I started my career as an accountant. And honestly, a lot of people that know my personality say that makes sense! But after a few years in that industry, I just couldn’t imagine staying around long term. My father had the same accounting job (at different levels) his entire career, and while it was great for him, I felt like I wanted something different. So I went to Columbia Business School for a few years to improve my business skills with the plan to switch careers. The idea for Mattress Clarity came during that time, actually as I was looking for a new mattress! I was familiar with some sites that helped consumers make purchasing decisions online for other industries, so I thought, why not mattresses? I didn’t have a programming background or a video background…or really any background that helped me on day 1 of Mattress Clarity. So it was a lot of learning, especially early on, but a lot of fun as well!
2) What was your spark, where did it come from?
Really a spark came from the Columbia entrepreneurial community.
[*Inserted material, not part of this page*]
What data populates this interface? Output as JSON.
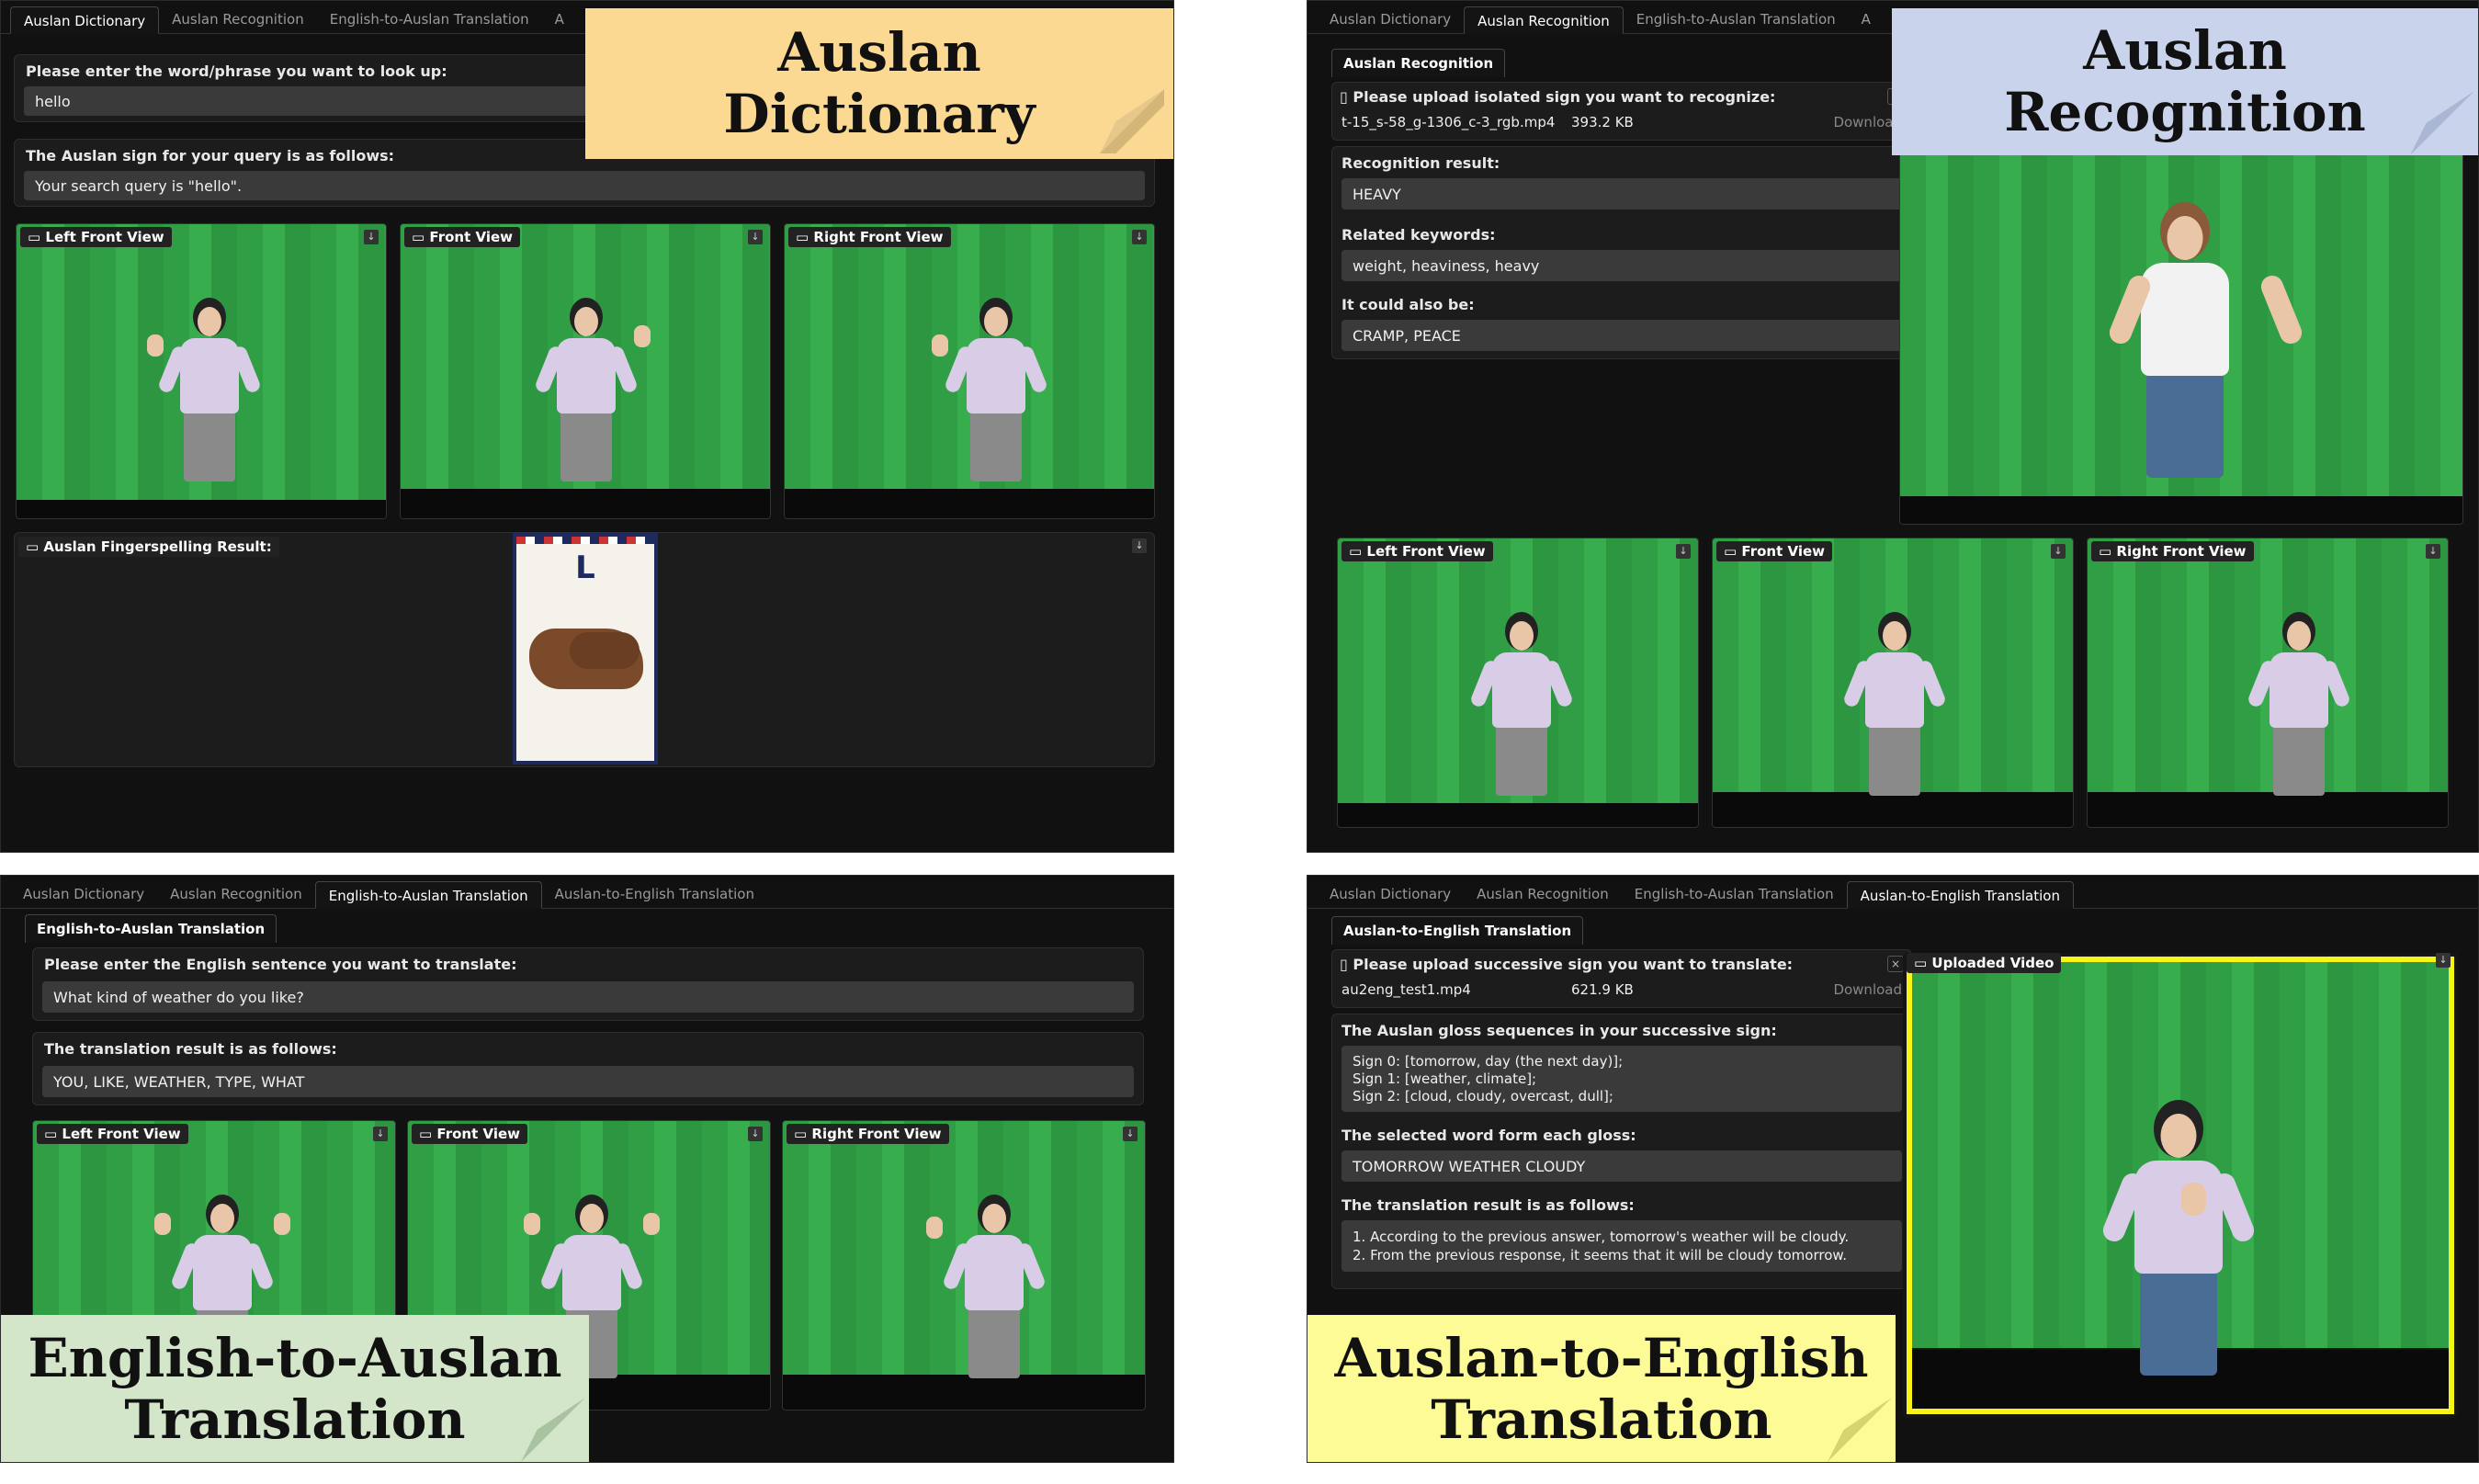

I had thought about becoming an entrepreneur previously, but being around such inspiring and supportive people helped push me over the edge. When it came to mattresses specifically, I just knew that this industry was going to change dramatically to shift online. After going to a store, I knew the experience could be much better! When I launched the site, there were just a couple of companies that sold online. Now there are hundreds. So my thought was very quickly validated.
3) Many perceive the entrepreneurship as a solo journey. Who or what has helped you most along your journey?
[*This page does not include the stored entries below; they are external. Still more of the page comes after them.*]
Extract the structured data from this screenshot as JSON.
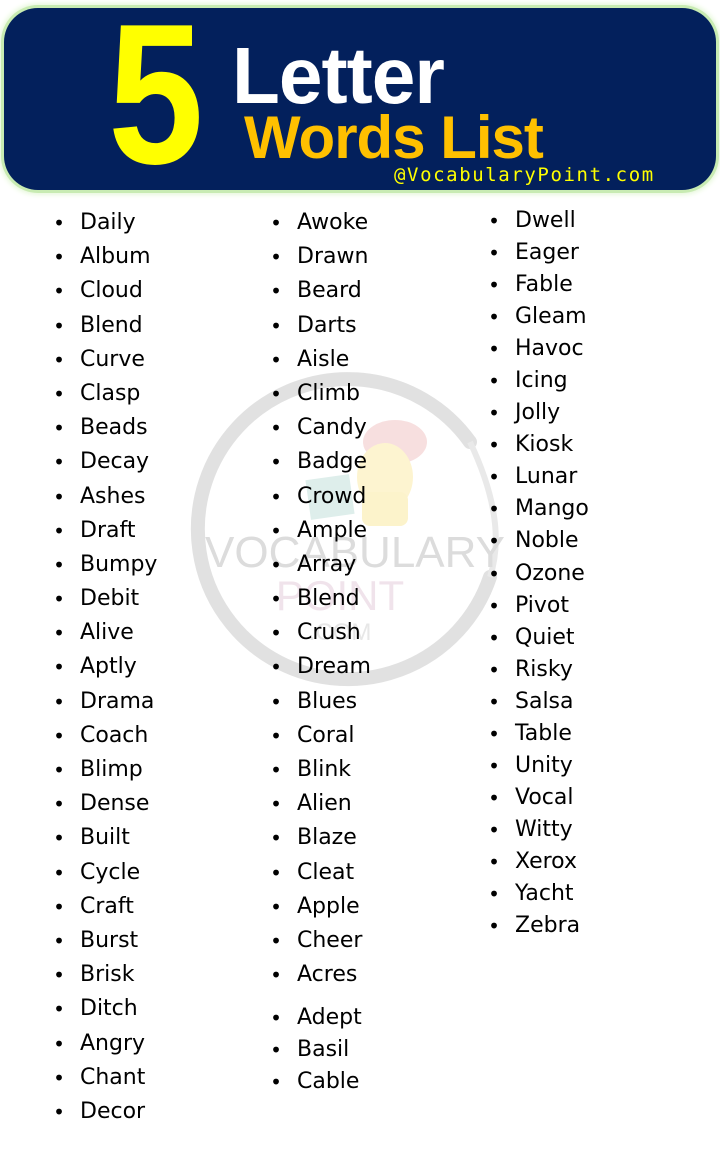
{
  "header": {
    "number": "5",
    "line1": "Letter",
    "line2": "Words List",
    "site": "@VocabularyPoint.com",
    "colors": {
      "background": "#03205c",
      "border": "#c8ebb2",
      "number": "#ffff00",
      "line1": "#ffffff",
      "line2": "#ffc000",
      "site": "#ffff00"
    }
  },
  "watermark": {
    "line1": "VOCABULARY",
    "line2": "POINT",
    "line3": ".COM"
  },
  "columns": [
    {
      "words": [
        "Daily",
        "Album",
        "Cloud",
        "Blend",
        "Curve",
        "Clasp",
        "Beads",
        "Decay",
        "Ashes",
        "Draft",
        "Bumpy",
        "Debit",
        "Alive",
        "Aptly",
        "Drama",
        "Coach",
        "Blimp",
        "Dense",
        "Built",
        "Cycle",
        "Craft",
        "Burst",
        "Brisk",
        "Ditch",
        "Angry",
        "Chant",
        "Decor"
      ]
    },
    {
      "words": [
        "Awoke",
        "Drawn",
        "Beard",
        "Darts",
        "Aisle",
        "Climb",
        "Candy",
        "Badge",
        "Crowd",
        "Ample",
        "Array",
        "Blend",
        "Crush",
        "Dream",
        "Blues",
        "Coral",
        "Blink",
        "Alien",
        "Blaze",
        "Cleat",
        "Apple",
        "Cheer",
        "Acres",
        "Adept",
        "Basil",
        "Cable"
      ]
    },
    {
      "words": [
        "Dwell",
        "Eager",
        "Fable",
        "Gleam",
        "Havoc",
        "Icing",
        "Jolly",
        "Kiosk",
        "Lunar",
        "Mango",
        "Noble",
        "Ozone",
        "Pivot",
        "Quiet",
        "Risky",
        "Salsa",
        "Table",
        "Unity",
        "Vocal",
        "Witty",
        "Xerox",
        "Yacht",
        "Zebra"
      ]
    }
  ],
  "bullet_glyph": "•"
}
I have absolutely found that to be true. There are so many unique challenges in entrepreneurship, and it can feel very lonely. I feel very fortunate that I have a great support system in my life – my friends, my family, some fellow entrepreneurs – that I can lean on for guidance when I need it. Or at least listen to me complain about the stressful days!
4) How do you deal with challenges?
When I’m faced with a challenge, I know that I do my best work and make my best decisions when my head is clear. Making decisions when I’m stressed or in the wrong headspace has lead to problems in the past! When I have a real challenge on my hands, I like to remove myself from the work environment and the situation – even for just 15 minutes – to let the adrenaline die down. Then I come back to the situation and think through logically and rationally. The big thing I’ve learned as well is that it’s important to have a long term mindset. If I’m making decisions to optimize for an outcome today, rather than the success of the company 2,3,5 years from now, I’ll often end up making a bad decision.